June 10, 2019 by Coleman Thedinger
It’s time to talk about SQ vs. SPL, a topic that can be somewhat controversial in the industry at times, for several reasons. First things first, let’s establish that listeners have different priorities when it comes to the sound profile that hits their ears and sounds the best to them. When discussing SQ vs. SPL, it’s more just to compare the differences between these two goals that people chase after with their subwoofers and their overall audio systems, not to say that one is necessarily better or more valid of a pursuit than the other.
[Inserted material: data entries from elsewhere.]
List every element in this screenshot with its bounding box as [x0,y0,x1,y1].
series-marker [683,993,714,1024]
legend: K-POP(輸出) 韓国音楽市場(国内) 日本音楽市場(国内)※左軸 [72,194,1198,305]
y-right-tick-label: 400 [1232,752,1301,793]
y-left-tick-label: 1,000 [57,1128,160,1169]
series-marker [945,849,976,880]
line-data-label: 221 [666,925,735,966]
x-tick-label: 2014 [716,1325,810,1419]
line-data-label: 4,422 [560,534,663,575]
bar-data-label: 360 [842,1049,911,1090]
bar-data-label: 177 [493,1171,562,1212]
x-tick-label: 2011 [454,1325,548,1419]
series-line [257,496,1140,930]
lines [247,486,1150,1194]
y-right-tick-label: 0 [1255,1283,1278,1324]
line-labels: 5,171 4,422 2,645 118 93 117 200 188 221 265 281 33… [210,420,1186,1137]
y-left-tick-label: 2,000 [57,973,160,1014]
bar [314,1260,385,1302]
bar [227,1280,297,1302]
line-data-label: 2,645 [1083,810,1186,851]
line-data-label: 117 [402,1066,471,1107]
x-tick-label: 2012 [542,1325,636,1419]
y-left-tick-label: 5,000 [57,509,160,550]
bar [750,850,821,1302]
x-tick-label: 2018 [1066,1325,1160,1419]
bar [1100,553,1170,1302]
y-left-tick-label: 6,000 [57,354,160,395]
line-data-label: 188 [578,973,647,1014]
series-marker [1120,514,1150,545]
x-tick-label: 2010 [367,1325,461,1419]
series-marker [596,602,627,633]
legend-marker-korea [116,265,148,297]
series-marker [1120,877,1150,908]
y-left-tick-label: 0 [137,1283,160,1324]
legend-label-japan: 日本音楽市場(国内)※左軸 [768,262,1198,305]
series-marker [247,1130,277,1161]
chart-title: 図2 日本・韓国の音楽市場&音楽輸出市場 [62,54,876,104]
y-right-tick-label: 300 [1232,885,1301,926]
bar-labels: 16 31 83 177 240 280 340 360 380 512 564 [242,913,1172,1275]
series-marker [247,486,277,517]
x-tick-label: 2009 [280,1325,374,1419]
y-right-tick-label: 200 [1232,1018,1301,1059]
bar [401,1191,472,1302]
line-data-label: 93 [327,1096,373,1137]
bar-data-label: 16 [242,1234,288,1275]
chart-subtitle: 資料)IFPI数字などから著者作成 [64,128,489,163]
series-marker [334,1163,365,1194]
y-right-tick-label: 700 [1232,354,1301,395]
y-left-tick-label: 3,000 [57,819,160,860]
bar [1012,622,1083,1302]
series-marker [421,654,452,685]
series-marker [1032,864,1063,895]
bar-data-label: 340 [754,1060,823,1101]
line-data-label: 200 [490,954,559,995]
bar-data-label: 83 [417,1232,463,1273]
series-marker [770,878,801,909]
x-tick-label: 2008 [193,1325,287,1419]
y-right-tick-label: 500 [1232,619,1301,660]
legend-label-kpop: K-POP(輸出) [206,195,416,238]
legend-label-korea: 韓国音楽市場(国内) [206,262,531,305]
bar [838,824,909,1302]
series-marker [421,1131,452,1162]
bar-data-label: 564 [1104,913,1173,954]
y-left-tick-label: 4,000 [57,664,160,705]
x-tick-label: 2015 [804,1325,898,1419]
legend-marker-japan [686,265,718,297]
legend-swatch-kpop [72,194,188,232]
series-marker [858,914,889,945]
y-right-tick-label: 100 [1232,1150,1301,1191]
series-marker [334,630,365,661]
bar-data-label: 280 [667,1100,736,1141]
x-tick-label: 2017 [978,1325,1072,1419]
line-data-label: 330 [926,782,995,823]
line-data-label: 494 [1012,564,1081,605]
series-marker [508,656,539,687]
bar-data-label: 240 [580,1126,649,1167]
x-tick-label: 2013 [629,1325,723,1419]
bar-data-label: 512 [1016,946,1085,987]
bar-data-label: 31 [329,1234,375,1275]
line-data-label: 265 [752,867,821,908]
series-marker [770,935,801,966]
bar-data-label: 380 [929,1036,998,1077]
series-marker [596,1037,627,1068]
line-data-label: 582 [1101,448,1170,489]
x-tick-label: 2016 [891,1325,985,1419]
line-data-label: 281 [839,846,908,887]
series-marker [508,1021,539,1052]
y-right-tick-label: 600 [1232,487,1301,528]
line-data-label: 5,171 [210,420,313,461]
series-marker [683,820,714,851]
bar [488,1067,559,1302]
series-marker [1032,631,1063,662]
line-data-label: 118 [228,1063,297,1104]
Sound Pressure Level (SPL):
This is a measurement of the sound pressure in the cabin in decibels. It’s an objective measurement, a sound system’s SPL reading won’t change based on who is holding the SPL meter to measure it. It’s not based on anyone’s opinion, it’s something that you can measure. SPL is all about getting your subwoofers to play as loud as possible, moving around as much air as you can. Something that happens when volume is your top priority is that some of the other important details start to fall by the wayside, details like sound quality.
The louder you get, the harder and more expensive it becomes to continue to accurately reproduce those lower bass notes. Aiming for peak SPL will rattle your bones, but it won’t really be a listenable experience if you want to enjoy the subtleties of your favorite songs.
Sound Quality (SQ):
Sound Quality is a more subjective measurement. People like different sound profiles, they look for different things in what they’d consider a great sound system, and not everybody hears the same thing when they’re listening to a song. Of course, there are plenty of cases when you can objectively say that some sound is higher quality than others, for example, a high-end car stereo is going to sound better than listening to music through a touch tone telephone. There’s a certain point where some systems sound better no matter who is rating them, but there’s also a lot of room for personal opinion and nuance.
SQ is a matter of hearing the notes reproduced accurately, being able to distinguish the high, middle, and lower frequencies and really feeling like you’re inside of the music.
Of course, it’s possible to have an audio system that pumps out SPL and delivers satisfying SQ. They aren’t mutually exclusive, but at times it can feel like a see-saw where you’re gaining ground on one side but starting to lose it on the other side. If you really want to make volume your top priority, the sound quality suffers. If sound quality is your top priority, it won’t be able to get as loud.
Which Should You Aim For?
It really comes down to what your goals are with your audio system, your budget, and what you plan to use it for.
If you’re looking to compete with others for the bragging rights of pumping out the craziest decibels, then it’s an SPL build all the way.
If you’re keener on listening to, and enjoying, your favorite songs and impressing people with music that sounds incredible rather than making their hair move, then you’re on track to make SQ your focus.